Before beginning a workout, whether it is a 3-mile trail run or an upper body strength day, you need prepare your body for the specific demands of that workout.  Done are the days where before we start exercising we do some arm circles, maybe a toe touch, and of course, the standing heel-to-butt quad stretch.
The best way to prepare the body for exercising is to use dynamic stretching (a.k.a. mobility drills).  Dynamic stretching is a sport-specific movement that prepares the body for exercise by actively moving a joint through range of motion used in your sport or activity.  Contrary to static stretching (holding a stretch for 15-30 seconds to lengthen a single muscle), dynamic stretching forces muscles to work together while raising your body temperature and increasing blood flow to the muscles. 
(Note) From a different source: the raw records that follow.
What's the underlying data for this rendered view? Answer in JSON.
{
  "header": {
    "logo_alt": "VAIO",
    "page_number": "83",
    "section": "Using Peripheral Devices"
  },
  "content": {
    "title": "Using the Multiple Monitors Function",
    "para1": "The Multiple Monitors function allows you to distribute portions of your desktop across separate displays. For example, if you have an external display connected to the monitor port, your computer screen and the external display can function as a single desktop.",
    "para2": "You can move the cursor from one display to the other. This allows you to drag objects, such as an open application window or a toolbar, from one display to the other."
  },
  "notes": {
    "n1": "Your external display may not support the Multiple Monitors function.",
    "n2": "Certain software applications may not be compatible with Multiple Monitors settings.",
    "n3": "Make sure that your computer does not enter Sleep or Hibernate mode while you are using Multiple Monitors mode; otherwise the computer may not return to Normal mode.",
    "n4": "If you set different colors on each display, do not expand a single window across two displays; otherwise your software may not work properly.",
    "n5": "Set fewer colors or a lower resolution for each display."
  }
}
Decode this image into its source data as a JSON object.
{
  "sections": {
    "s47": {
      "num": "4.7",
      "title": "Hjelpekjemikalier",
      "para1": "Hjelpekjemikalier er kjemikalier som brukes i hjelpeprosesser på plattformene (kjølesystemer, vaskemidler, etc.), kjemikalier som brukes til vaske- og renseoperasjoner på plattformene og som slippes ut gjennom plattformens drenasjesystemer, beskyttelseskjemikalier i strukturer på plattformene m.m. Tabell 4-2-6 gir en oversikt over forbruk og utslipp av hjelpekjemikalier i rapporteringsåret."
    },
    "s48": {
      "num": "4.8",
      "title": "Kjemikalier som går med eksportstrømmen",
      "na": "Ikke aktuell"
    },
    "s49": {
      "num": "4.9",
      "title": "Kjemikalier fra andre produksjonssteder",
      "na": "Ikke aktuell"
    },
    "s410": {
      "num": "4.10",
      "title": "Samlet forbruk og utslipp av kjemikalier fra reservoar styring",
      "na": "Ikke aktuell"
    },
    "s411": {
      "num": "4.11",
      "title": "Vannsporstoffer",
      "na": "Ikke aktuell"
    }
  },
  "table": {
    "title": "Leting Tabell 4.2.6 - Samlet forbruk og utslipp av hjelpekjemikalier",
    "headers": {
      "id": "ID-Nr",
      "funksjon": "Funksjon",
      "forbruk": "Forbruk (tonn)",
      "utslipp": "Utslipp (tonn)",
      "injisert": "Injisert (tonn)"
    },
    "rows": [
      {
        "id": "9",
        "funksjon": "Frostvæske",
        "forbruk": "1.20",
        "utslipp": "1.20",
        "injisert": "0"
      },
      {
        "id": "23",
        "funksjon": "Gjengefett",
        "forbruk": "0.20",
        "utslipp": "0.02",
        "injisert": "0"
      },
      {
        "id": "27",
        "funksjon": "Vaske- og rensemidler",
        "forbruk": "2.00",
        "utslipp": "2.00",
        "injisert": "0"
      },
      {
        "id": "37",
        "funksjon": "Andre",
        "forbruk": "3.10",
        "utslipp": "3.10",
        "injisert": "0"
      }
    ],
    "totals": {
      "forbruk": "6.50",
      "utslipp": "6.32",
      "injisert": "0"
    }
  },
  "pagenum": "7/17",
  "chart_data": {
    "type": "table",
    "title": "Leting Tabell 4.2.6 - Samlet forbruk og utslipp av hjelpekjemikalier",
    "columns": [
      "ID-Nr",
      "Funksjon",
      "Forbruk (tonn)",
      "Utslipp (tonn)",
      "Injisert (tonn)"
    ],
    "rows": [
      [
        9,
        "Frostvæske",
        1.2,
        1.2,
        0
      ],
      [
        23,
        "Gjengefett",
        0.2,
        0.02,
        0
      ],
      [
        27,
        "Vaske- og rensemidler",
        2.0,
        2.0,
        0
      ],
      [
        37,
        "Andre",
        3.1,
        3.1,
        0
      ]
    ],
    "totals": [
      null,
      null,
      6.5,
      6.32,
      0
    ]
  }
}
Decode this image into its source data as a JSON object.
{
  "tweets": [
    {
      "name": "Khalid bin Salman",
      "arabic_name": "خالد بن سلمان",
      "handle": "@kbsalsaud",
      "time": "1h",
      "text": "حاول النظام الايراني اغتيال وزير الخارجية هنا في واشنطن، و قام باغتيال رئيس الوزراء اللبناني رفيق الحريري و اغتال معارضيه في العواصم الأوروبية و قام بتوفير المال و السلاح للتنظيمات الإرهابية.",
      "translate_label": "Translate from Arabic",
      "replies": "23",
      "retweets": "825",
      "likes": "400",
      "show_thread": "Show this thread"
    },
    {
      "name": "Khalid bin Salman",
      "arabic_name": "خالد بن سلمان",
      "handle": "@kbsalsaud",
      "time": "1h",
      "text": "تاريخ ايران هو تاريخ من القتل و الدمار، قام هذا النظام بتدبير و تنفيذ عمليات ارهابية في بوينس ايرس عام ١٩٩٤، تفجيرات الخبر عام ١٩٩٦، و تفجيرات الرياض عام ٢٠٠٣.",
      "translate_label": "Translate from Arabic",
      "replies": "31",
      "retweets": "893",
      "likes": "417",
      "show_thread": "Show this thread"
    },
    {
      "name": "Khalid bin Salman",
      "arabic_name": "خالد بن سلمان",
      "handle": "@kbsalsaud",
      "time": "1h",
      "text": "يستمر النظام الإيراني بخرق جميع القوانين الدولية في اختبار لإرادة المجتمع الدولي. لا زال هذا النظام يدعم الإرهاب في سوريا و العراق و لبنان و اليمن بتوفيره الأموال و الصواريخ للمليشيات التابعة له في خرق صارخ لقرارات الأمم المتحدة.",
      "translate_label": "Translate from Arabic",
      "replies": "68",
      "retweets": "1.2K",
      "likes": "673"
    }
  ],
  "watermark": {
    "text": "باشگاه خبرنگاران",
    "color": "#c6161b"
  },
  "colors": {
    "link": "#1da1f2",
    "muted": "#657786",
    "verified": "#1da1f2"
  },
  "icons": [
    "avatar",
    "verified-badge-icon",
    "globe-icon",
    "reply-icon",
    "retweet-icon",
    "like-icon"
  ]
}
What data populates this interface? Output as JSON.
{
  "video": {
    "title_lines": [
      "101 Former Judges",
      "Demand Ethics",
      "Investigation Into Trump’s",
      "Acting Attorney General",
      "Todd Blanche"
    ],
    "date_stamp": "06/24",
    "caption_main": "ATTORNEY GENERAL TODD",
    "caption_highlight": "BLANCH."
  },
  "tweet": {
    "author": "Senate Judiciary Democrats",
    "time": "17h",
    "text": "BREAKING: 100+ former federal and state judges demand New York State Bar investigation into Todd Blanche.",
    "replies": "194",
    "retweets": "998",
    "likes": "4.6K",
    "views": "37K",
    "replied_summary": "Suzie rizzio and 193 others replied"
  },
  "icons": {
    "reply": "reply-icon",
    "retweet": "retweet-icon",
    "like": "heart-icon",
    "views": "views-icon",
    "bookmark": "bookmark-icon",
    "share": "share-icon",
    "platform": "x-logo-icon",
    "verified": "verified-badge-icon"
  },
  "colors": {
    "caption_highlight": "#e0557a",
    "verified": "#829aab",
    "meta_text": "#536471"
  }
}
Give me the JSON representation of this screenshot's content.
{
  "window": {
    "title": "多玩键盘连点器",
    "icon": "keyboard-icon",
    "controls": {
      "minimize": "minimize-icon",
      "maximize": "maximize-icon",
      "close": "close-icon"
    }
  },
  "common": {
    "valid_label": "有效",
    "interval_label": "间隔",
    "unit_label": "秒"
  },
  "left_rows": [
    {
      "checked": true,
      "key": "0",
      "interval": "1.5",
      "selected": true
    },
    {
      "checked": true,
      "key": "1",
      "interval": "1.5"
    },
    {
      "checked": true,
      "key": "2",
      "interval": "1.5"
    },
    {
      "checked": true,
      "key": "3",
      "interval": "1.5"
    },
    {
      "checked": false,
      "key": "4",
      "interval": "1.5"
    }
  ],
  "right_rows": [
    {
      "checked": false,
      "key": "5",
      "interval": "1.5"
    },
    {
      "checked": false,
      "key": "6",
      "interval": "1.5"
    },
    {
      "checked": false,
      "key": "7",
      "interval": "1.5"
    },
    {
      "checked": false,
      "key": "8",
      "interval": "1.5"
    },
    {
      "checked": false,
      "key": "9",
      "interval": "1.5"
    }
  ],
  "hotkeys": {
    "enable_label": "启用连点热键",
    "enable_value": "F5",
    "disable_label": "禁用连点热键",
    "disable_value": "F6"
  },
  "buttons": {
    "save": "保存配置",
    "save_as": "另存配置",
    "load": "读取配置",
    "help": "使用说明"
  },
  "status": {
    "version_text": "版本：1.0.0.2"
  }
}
You are wasting your time by walking on the treadmill for 10 minutes or running a couple of laps to “warm-up” the body and then picking a couple of stretches to hold for 15 seconds.  A proper warm-up should take 10-15 minutes, and most of that will come from dynamic stretches (remember these will increase your body temperature and blood flow).
Over the next couple of weeks I will tell you which dynamic stretches you should be using that will increase your mobility (the quality of your joint’s movement), reduce the chance of injury in your exercise, and best yet, improve your performance in your activity! 
ANKLE MOBILITY
One source of knee pain is poor ankle mobility.  If you do not have quality movement in your ankles, your knee becomes less stable and this increase in force on your knee can lead to pain.  Luckily there are drills you can do before you exercise that can decrease the stiffness in those ankles!  My two favorites are the Wall Ankle Mobilization Drill and the Rocking Ankle Mobilization.  Alternate which days you use each drill and perform 12 repetitions on each ankle.
Wall Ankle Mobilization
Eric Cressey does a great job of explaining this drill. 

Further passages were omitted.